- IATA: none; ICAO: none;

Summary
- Airport type: Public
- Owner/Operator: Province of Cotabato
- Serves: M'lang and Kidapawan
- Location: M'lang, Cotabato, Philippines
- Coordinates: 06°54′42″N 124°55′27″E﻿ / ﻿6.91167°N 124.92417°E

Map
- Central Mindanao Airport Location in the Philippines

= Central Mindanao Airport =

Airport serving M'lang, Cotabato, Philippines

Central Mindanao Airport, (Note: Hulugpaan sang Katunganan Mindanao, Paliparan ng Gitnang Mindanao) formerly North Cotabato Rural Airport and also known as the M'lang Airport, is an airport serving the general area of M'lang, located in the province of Cotabato in the Philippines. It is the only inland airport of Mindanao with capability for commercial flights. It occupies 62 ha of lands with a 1.2 km-long concrete runway and a terminal building. The airport is primarily intended to support the transport of agricultural produce from the central part of Mindanao.

==History==
The Central Mindanao Airport was conceptualized by the Cotabato provincial government under then-Governor Emmanuel Piñol. In 2001, the national government appropriated for its funding of P2.895 million has been included in the national budget of the Philippines for fiscal year 2001.

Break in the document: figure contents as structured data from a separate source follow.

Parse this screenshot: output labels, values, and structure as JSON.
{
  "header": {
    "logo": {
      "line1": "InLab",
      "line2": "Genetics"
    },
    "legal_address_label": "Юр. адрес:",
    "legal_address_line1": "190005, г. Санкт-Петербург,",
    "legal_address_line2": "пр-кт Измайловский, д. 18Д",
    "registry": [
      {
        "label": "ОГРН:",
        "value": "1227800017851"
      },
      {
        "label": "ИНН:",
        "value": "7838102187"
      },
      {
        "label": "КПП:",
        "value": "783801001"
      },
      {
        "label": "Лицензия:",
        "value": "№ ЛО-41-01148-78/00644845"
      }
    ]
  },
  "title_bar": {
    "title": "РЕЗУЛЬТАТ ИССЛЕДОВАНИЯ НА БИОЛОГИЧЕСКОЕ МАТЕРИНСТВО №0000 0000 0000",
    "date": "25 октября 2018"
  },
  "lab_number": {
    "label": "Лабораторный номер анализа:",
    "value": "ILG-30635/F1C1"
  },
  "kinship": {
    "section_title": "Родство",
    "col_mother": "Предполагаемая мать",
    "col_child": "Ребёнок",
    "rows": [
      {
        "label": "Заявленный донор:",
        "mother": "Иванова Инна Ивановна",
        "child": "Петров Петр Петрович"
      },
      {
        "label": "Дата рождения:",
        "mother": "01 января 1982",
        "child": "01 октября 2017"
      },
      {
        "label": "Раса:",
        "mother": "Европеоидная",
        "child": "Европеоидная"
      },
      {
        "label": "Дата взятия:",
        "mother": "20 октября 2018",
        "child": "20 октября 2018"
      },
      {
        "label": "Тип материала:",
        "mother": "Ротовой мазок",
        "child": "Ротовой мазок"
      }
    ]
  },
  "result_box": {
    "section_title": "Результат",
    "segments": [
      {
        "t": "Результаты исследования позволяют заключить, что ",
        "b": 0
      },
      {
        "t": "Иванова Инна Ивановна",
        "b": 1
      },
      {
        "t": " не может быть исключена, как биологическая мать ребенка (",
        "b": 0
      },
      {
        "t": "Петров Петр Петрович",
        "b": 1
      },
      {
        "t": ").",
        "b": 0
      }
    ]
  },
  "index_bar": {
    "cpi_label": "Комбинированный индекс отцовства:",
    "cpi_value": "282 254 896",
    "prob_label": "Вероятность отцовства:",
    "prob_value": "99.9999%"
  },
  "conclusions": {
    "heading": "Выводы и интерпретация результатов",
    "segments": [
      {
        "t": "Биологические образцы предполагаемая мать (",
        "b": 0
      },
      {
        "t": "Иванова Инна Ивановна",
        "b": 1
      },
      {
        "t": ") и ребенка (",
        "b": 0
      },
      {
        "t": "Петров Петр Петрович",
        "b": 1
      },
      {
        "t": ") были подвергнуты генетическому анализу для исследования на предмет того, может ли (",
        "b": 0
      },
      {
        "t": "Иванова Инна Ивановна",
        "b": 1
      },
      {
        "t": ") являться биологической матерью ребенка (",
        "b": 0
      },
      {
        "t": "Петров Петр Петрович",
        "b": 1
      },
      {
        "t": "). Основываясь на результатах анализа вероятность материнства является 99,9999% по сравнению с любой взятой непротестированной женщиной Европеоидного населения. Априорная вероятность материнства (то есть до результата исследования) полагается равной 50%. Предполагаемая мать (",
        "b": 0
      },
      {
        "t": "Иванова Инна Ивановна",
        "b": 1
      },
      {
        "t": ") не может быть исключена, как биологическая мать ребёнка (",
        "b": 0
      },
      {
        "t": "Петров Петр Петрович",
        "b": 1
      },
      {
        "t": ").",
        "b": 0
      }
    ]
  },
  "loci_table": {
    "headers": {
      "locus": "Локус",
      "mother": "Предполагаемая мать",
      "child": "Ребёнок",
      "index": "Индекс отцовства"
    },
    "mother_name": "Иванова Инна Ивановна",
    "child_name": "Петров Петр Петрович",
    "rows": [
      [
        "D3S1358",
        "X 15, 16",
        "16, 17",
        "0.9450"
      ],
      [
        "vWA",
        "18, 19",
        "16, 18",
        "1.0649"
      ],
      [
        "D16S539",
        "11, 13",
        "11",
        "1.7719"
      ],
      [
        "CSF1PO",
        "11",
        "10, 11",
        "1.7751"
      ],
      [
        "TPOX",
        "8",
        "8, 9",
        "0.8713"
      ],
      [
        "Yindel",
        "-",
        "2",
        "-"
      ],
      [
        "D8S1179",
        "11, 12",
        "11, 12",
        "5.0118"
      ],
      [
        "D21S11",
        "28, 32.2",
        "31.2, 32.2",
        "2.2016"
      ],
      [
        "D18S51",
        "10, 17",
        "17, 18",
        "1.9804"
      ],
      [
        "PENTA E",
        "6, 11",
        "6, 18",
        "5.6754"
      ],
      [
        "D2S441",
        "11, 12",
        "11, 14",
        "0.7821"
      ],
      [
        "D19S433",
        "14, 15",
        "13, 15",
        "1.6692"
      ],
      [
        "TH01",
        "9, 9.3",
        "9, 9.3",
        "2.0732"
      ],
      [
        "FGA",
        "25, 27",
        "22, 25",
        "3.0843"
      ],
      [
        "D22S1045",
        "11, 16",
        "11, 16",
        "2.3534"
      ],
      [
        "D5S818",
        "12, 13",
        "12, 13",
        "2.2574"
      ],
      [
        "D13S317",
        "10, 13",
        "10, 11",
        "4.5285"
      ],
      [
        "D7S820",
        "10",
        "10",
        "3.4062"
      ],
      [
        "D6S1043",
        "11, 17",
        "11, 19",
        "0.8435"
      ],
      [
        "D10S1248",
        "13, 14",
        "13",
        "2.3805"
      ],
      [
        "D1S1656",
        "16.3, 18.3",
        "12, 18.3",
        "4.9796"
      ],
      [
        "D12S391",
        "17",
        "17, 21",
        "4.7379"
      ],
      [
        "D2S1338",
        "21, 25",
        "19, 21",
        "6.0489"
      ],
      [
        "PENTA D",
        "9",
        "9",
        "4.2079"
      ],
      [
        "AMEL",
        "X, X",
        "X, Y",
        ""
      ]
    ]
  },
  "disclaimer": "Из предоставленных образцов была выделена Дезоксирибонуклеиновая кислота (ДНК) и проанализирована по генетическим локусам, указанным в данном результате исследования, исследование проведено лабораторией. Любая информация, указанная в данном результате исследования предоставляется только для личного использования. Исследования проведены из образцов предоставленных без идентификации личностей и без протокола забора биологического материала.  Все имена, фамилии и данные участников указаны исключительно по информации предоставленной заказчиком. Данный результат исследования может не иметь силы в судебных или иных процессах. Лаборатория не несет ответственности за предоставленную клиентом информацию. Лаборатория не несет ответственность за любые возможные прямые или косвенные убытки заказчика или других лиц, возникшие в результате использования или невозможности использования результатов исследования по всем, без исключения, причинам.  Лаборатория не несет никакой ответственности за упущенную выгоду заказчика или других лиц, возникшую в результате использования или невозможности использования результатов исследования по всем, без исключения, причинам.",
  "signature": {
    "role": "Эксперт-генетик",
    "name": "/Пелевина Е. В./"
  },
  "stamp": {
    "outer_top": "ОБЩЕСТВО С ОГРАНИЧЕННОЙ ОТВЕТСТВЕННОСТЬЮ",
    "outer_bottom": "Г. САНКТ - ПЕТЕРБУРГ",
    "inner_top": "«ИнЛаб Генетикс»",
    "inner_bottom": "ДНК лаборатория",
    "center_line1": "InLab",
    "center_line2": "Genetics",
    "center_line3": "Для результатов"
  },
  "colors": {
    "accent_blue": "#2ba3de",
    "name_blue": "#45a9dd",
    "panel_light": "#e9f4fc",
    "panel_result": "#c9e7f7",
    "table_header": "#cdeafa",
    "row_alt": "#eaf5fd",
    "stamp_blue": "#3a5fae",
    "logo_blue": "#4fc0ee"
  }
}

The Cotabato provincial government acquired the 62 ha of land in Barangay Tawantawan in 2003 from the heirs of Don Tomas Buenaflor for the airport project. The acquisition of the site was supported by President Gloria Macapagal Arroyo, Senators John Osmeña and Richard Gordon, and Congressmen Bernardo Piñol Jr., Jesus Sacdalan and Nancy Catamco. Construction of the airport began in 2004.

The construction of the airport's terminal building was completed under the administration of then-Governor Jesus Sacdalan with then-President Arroyo leading the inauguration rites of the facility in November 2009. However the airport's opening was mothballed during the administration of Sacdalan's successor Emmylou Mendoza, who cites the inability to transfer the airport to the Department of Transportation due to missing documents.

The airport was used for the first time in February 2016, when the provincial government of Cotabato secured consent from the Civil Aviation Authority of the Philippines (CAAP) to use the airport as a hub for a province-wide cloud seeding program to avert a drought.

Governor Catamco who became governor of Cotabato in 2019, asked for the intervention of President Rodrigo Duterte regarding the status of the Central Mindanao Airport. Duterte publicly expressed desire to make the airport operational and instructed Senator and close aide Bong Go to oversee the process, after the head of state was briefed on the airport's status during his visit in M'lang following in earthquake.

==Cost==
Some P430 million was allocated for the construction of the airport.

=== Upgrading ===
In April 2024 seven airports across Mindanao were designated to receive P1.3 billion for new infrastructure development as part of the 2024 General Appropriations Law. Of this, P300 million was earmarked for Central Mindanao airport.